CDS is a once-in-a-lifetime opportunity to kickstart WA circular economy

15 March 2019

The Waste Management and Resource Recovery Association of Australia (WMRR), has today welcomed the passage of legislation that will enable a Container Deposit Scheme (CDS) to be introduced in Western Australia, acknowledging that the scheme has the potential to deliver huge environmental and social benefits to the people of Western Australia.

“We know from experience that Container Deposit Schemes are a highly effective way to increase collection of beverage containers and reduce litter,” WMRR CEO, Ms Gayle Sloan, said.

“However, we have so far missed the opportunity to require beverage containers registered under the scheme to include recycled content, which would have meant a genuine product stewardship scheme in WA. “

As WA finalises the design of its CDS, Ms Sloan encouraged the State Government to take advantage of the lessons learned across the other Australian States.

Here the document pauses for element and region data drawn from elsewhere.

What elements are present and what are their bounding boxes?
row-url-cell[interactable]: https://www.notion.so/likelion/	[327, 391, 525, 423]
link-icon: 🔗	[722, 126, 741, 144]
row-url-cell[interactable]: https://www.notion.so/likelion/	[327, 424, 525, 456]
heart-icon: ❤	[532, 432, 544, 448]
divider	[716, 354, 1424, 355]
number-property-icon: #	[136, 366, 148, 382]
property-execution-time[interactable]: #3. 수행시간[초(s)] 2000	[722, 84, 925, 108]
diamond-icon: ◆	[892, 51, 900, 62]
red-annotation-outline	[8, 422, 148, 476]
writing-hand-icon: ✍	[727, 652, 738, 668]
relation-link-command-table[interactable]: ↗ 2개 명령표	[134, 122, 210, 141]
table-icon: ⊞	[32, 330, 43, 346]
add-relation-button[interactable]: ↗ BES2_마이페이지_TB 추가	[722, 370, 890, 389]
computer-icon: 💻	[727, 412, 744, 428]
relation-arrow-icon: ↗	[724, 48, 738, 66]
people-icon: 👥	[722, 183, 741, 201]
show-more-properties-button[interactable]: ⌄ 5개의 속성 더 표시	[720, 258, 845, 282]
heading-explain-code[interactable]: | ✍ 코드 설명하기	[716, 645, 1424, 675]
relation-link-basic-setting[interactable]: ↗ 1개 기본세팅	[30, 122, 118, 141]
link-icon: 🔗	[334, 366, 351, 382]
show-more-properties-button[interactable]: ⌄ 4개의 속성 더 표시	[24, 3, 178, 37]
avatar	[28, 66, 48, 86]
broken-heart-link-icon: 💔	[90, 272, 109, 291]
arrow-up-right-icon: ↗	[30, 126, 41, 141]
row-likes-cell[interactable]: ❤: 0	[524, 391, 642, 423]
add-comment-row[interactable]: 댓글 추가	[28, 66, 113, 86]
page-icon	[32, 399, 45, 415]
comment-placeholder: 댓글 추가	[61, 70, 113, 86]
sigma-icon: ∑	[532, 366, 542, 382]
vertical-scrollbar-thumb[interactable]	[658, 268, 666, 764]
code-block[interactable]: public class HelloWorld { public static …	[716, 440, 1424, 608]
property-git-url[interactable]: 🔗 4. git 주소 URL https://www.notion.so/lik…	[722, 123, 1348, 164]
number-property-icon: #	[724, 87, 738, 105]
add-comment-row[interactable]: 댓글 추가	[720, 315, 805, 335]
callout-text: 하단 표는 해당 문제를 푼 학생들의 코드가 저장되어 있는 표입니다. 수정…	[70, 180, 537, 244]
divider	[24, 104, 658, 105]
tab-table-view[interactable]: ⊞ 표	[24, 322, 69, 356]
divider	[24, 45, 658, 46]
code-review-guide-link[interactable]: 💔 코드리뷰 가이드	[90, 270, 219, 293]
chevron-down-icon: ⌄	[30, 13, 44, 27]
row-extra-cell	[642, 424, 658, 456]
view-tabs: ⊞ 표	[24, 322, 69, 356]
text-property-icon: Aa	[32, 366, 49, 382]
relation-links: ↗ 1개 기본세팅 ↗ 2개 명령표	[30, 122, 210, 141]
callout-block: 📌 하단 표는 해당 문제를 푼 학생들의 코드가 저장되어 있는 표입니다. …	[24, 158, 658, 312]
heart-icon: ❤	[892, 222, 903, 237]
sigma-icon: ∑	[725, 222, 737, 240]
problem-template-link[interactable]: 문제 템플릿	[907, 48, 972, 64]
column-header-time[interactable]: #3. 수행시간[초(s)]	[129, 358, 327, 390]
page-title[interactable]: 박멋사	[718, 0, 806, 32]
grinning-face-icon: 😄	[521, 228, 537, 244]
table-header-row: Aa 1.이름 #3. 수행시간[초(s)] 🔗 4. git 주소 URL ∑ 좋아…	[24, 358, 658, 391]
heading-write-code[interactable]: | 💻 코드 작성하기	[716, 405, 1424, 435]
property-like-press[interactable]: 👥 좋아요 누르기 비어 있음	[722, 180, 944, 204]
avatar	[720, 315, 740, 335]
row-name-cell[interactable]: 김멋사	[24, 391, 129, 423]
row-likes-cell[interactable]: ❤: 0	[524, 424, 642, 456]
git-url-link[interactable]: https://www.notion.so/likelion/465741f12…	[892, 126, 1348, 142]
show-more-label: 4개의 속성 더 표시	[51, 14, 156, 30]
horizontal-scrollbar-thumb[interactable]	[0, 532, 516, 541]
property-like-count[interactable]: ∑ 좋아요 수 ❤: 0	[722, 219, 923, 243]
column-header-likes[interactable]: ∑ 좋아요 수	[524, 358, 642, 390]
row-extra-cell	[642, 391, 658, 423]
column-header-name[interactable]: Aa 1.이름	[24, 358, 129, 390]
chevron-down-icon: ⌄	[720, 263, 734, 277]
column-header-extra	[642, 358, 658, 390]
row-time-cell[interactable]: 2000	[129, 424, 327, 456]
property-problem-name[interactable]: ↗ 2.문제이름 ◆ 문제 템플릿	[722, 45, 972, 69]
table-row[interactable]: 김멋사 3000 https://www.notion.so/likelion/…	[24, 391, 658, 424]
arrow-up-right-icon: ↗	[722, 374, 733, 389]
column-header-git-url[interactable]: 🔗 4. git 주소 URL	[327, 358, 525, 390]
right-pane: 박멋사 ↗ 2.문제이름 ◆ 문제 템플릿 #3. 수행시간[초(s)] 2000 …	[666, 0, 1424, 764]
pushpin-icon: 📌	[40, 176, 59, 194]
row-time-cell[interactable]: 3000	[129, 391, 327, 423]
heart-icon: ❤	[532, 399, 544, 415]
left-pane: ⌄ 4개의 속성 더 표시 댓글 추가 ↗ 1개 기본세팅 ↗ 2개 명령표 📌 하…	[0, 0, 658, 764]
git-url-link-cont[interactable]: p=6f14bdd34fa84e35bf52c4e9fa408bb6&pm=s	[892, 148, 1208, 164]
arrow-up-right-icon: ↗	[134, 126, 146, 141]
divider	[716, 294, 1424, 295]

“It’s important that the WA CDS is specifically designed to work for WA, delivering an effective and efficient scheme for all Western Australians. We have a perfect opportunity here to take the best learnings from other schemes, while avoiding many of the challenges we have seen unfold,” Ms Sloan said.

The CDS also presents WA a once-in-a-lifetime opportunity to roll out state-wide infrastructure that could become the backbone of taking back and recycling a broader range of materials, including batteries, e-waste and other materials into the future, as well as creating local state-of-the-art recycling and sorting capacity to produce raw materials for local remanufacturing industries, ultimately helping WA transition to a circular economy.

For the WA CDS to have the best chance at success, accessibility is key, and the State’s large land mass should not be deemed an impossible challenge considering beverages are already being transported to the far reaches of the State.

“The Government must ensure convenient, accessible and reliable collection points across the entire State to make it easy for people to recover their deposits - the most expensive scheme is one where the public cannot claim their 10 cents,” Ms Sloan said.

“A carefully and deliberately designed collection network is required to create transport efficiencies and enable extensive coverage, so that regional WA is able to fully participate in the CDS. The last thing we want is a similar outcome in Queensland where collection points are opening 80 metres from one another while there are none in whole regions of Far North Queensland.

“Government must also ensure adequate time is spent on delivering frontline services to the community as the measure of the scheme’s success will, in large part, come down to the level of accessibility on day one.”

WMRR is also urging the Government to ensure that an independent Board, one that does not work in the interest of any particular group but in the interest of the broader community, is set up well ahead of the scheme’s commencement.

“The WA Government is certainly to be congratulated for passing this legislation. The real test now is whether the scheme is designed to deliver the best outcomes for the community, or if its design will be compromised by vested interests.”